Every number related to this fight is large, and to be regarded with some skepticism. Netflix said that more than 60 million people were watching the glitchy, wobbly live broadcast at its peak, or at least watching it buffer; Paul claimed twice that number of viewers after the fight. “We crashed the website,” he exulted, which is probably the closest thing to a verifiably true claim here. Estimates on the fighters’ purses are estimates, but have settled around $40 million for Paul and $20 million for Tyson, which is around what he earned for knocking out Michael Spinks in 91 seconds back in 1988. The announced gate of $18 million was roughly twice what the Canelo Álvarez/Billy Joe Saunders middleweight title fight brought in at Jerryworld back in 2021. This is all worth mentioning only because of how meaningless it is.
Which is to say, because of how Netflix it feels. There is a certain amount of unreality built into everything to do with Netflix, which has made a practice of outlandish viewership claims—the streamer keeps its own stats, and has shown no qualms about looking the general public in the face and insisting that every living human on Earth has watched Bird Box at least twice. If that tic fits within the broader corporate practice of Announcing Various Large Numbers either secure in the belief that they cannot be disproven or simply to demonstrate that they can say whatever they want, it still doesn’t quite explain the uncanny and mostly awful stuff that Netflix produces. There are some comparisons that almost work, although they mostly aren’t to filmed entertainment; at bottom, Netflix’s original series and films have more in common with Boeing’s ongoing gambit of building airplanes that function at the absolute bottom boundary of airworthiness.

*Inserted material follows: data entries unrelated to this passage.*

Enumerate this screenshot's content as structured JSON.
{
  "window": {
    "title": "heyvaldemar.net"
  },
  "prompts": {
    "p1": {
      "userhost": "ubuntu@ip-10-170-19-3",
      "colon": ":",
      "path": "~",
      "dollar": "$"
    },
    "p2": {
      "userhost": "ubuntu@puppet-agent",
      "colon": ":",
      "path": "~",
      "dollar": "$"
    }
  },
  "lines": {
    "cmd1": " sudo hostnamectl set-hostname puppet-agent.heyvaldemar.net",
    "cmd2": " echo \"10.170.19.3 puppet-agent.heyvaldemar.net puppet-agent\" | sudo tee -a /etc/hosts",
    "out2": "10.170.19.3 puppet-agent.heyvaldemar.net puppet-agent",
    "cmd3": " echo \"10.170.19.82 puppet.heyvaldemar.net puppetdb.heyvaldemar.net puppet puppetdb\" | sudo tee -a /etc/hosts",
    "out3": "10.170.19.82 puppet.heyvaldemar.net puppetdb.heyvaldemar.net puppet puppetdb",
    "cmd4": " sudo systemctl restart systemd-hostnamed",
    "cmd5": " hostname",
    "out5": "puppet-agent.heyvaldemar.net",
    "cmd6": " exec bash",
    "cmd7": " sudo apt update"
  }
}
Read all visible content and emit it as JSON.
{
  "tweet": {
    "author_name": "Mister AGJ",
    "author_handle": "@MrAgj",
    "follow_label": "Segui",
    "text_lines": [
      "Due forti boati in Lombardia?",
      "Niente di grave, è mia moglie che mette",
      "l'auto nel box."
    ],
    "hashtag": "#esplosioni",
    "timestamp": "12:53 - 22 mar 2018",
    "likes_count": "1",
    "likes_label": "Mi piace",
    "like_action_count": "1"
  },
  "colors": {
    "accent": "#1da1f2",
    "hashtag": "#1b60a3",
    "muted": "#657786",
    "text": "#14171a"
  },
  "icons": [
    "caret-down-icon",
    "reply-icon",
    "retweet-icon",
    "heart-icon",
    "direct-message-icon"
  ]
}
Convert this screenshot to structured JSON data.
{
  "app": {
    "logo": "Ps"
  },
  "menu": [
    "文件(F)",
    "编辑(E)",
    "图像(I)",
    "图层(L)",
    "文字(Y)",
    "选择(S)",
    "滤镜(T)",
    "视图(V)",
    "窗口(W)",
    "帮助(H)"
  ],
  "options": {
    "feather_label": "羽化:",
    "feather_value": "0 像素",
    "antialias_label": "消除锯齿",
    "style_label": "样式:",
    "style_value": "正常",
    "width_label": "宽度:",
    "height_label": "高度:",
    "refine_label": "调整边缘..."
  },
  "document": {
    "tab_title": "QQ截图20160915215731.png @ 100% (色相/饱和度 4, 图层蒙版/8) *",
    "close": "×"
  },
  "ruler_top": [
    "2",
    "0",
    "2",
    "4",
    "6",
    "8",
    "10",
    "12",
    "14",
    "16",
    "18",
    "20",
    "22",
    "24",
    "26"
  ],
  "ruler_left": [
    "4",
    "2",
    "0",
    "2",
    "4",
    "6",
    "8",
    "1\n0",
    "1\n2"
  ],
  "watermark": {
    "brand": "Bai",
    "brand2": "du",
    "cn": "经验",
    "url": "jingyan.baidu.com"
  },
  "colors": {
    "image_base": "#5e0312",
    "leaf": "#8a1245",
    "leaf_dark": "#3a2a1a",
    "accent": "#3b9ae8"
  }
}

Most of the stuff that Netflix makes is somewhere between not good and actively bad, but that is true of most film and television. It’s more that it so often feels different, so airless and alien and stilted. Netflix produces movies that are shaped like movies without every really feeling like them, series that are demonstrably expensive but which nevertheless look glaringly cheap and unfinished. The frames are alternately glaringly bright or suffocatingly murky; the color red does not, in some crucial but hard-to-name way, look like itself. There are technical reasons for this, having to do with various house rules, but there are also more abstruse and existential ones. The faint whiff of the algorithm, of high-level corporate strategy and Big Data fuckery, floats through so much Netflix product like the smell of burnt plastic. Somehow all of this resolves, over and over again, into a pained-looking Mark Wahlberg or a zonked, smirking Gal Gadot squinting under a too-gray sky before something murky and CGI-aided happens to an airplane or car. Everything more or less could happen in a movie, and is happening in something that is more or less a movie, and all of it feels somehow not like that at all.
This is not the difference between some salty couch cushion of a Papa John’s pizza that’s been sitting in the back of a hot car for 45 minutes and a similarly sized pie pulled bubbling out of a pizza oven in Naples, although it is not always much less vast. It is something more like the difference between the stuff that can legally be sold as cheese and what must legally be sold as “cheese food product”—it’s a little bit about the ingredients and a little bit about the production process, but also there is an essential and unmissable difference that comes down to its purpose. There’s a place for this other kind of thing—sometimes you want pizza, and sometimes you want Domino’s; you’re better off having a cheesesteak wit than with comte—but a diet too heavy in it will leave you both queasily full-feeling and malnourished.
This difference was easy to find on Friday night’s card. The undercard fight between Katie Taylor and Amanda Serrano and the main event between Tyson and Paul were the same sport played by the same rules, but were also instantly identifiable as very different things. This isn’t just a matter of superior ingredients leading to a superior product, although there is that. It is not even the difference between a bout in which two fighters are trying and one in which both are just sort of trying to put the other over. It’s hard to name it, and earnestness doesn’t quite capture it. One feels like sports; the other feels like content.
Boxing is a cynical business, and always has been. While Paul has more acumen as a maker of fights than a fighter of fights, the former talent does seem very real and should continue to make him very rich. But what was most striking about the main event—which looked like boxing without ever really seeming convincingly like it, which featured recognizable stars but negligible-to-negative star quality, and which felt stilted, calculated, and flat where the fights before it felt like fights—was how well it fit in on Netflix. Those (significant) technical issues aside, there’s no reason why Netflix couldn’t make a play for broadcasting more live sports. It is the biggest and wealthiest player in its field, and so it would be foolish to count it out. But what was missing on Friday was the same thing that is absent all throughout Netflix productions, a missing ingredient that all the money in the world hasn’t yet been able to buy. Netflix, just by nature of what and how it is, might struggle to broadcast sports effectively. Stuff like Tyson/Paul, on the other hand, is right in its wheelhouse.